Shaun Mahony, Executive Vice President Global Supply Chain.

Did you personally anticipate how Covid was going to affect your day-to-day work in your role?

I knew it would cause a lot of production difficulties and therefore we would need to do a lot more planning and continuous changing of plans which would greatly increase staff workloads, I could see all of that. But the bit I didn’t see was the extent to which ocean freight would go completely crazy; I mean, I thought it would present difficulties, but nothing like what has happened. Things just got worse through 2021 and there is still no improvement in sight.

Has it surprised you how our partnerships have held up throughout the issues?

No, it hasn’t surprised me, because I’ve always felt that we were very agile and able to move quickly to adapt to changing circumstances. Jacobi have a flat organisation, and we can change course quickly if we have to. Anders Skeini, our founder, developed that environment and it is in our DNA. So, as an organisation, I felt sure we would cope quite well with the problems.

So no, I did not expect any relationships to break down; in fact we used this as an opportunity to strengthen our relationships, which I think we have done. Most of our bigger customers have even increased their demand during this period and are closer to us.

Can you give us an example of how we changed our cooperation with our clients? 

Partly driven by this pandemic, we have expanded the use of a new workflow, as Anton refers to, which is based on a VMI process which a major customer requested us to run for them back in 2019. We are thereby more involved with the customer, talking directly to their procurement people, showing them a plan and openly explaining, for example: “We might have difficulties producing enough and with shipping it to you in time. So, what you must make sure is to inform us which areas are your most critical destinations which we should serve as priority.”

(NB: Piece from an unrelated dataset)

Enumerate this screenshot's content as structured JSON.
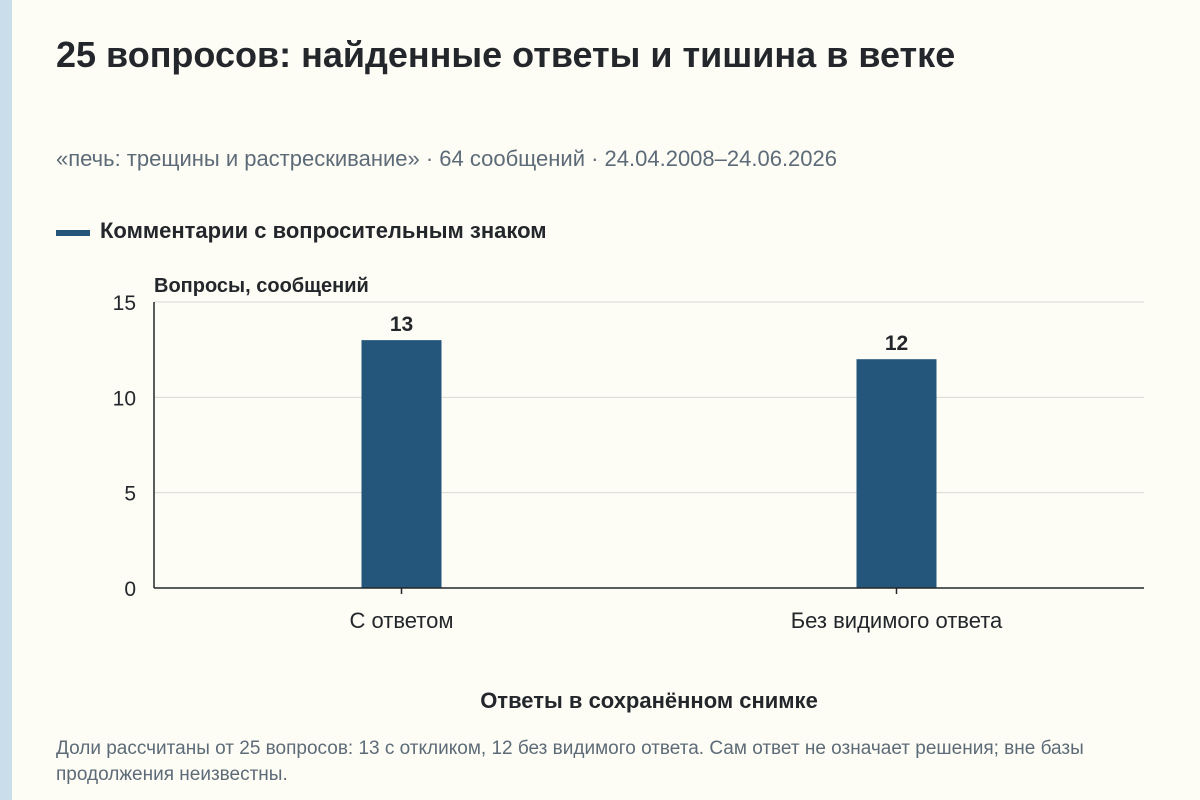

As part of that process, for one of our biggest global customers, I have directly spoken to some procurement people there three times a month for over a year now and have got to know them well; we have built a relationship where we trust each other to be transparent which works to both parties’ benefit.

Widening the scope of that process has been one of our improvements and that’s one of the things I get most involved in, trying to continuously improve how we work.

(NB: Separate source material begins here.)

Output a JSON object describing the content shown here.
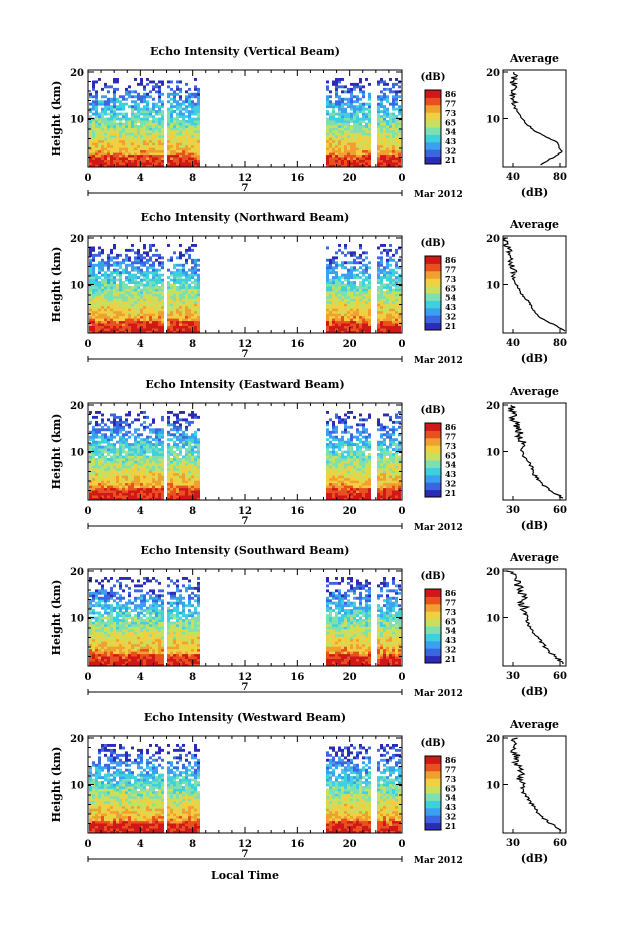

Jacobi Supply Chain Overview. Many different teams have to co-ordinate to realise the Jacobi supply chain process to our customers. Here is an overview of just some of those teams.

What do you think we have learned that will help us in the future when doing business or when certain circumstances arise?

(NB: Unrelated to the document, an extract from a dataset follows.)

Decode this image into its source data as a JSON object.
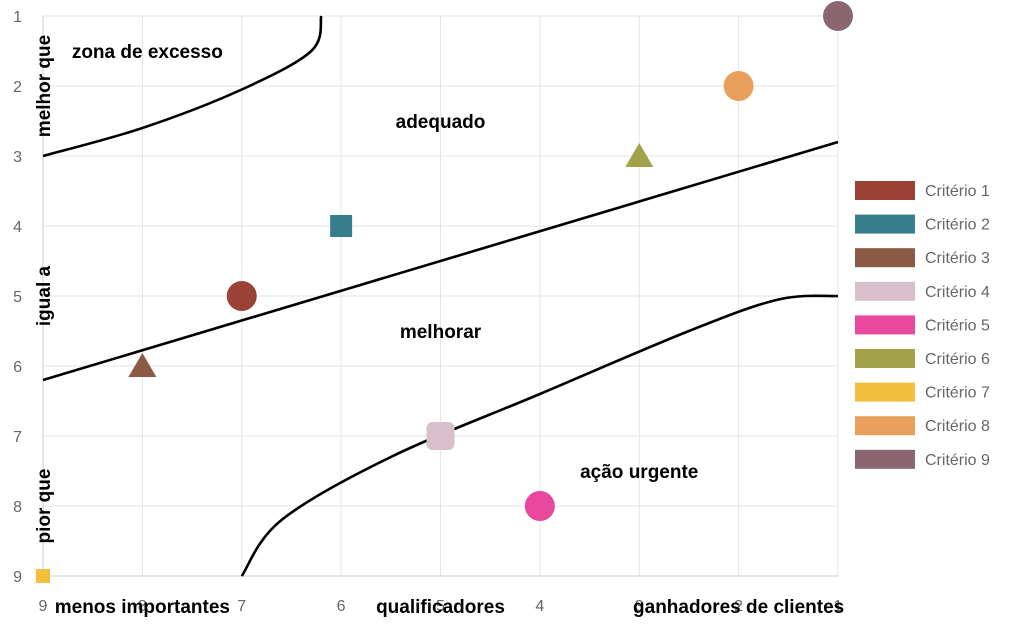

I think it reinforced our need for risk assessments. Currently we can only make some of our top products in one factory, which hasn’t been an issue until it risked closure due to Covid. But we already had a programme to diversify the production so we could promise at least dual sourcing locations.

We have relied heavily on China for many years now and with their combination of freight and energy issues this is getting more difficult. Especially at the end of 2021 and into 2022 we are focusing on managing the situation in China. We can see what the risks to supply are in the event of a major global incident and obviously we hope that there aren’t any more in the immediate future. Either way, we plan accordingly.

This scenario reminds me of a masterclass by the English actor, Micheal Caine. He used the phrase “use the difficulty” meaning always look for a way to turn a problem situation to your advantage – that is what Jacobi has certainly achieved in dealing with the pandemic and as an organisation we should all be very proud of that achievement.

The demand for ocean transport is still greater than the capacity, which keeps costs very high, and the problems and associated high costs will last for a long time. We predict that it could continue well into 2023 before the balances are found for freight again. But we can already see that good things have come out of this pandemic situation. The relationships with our clients are now even stronger, and  it has led us to improve  how we work internally in many ways.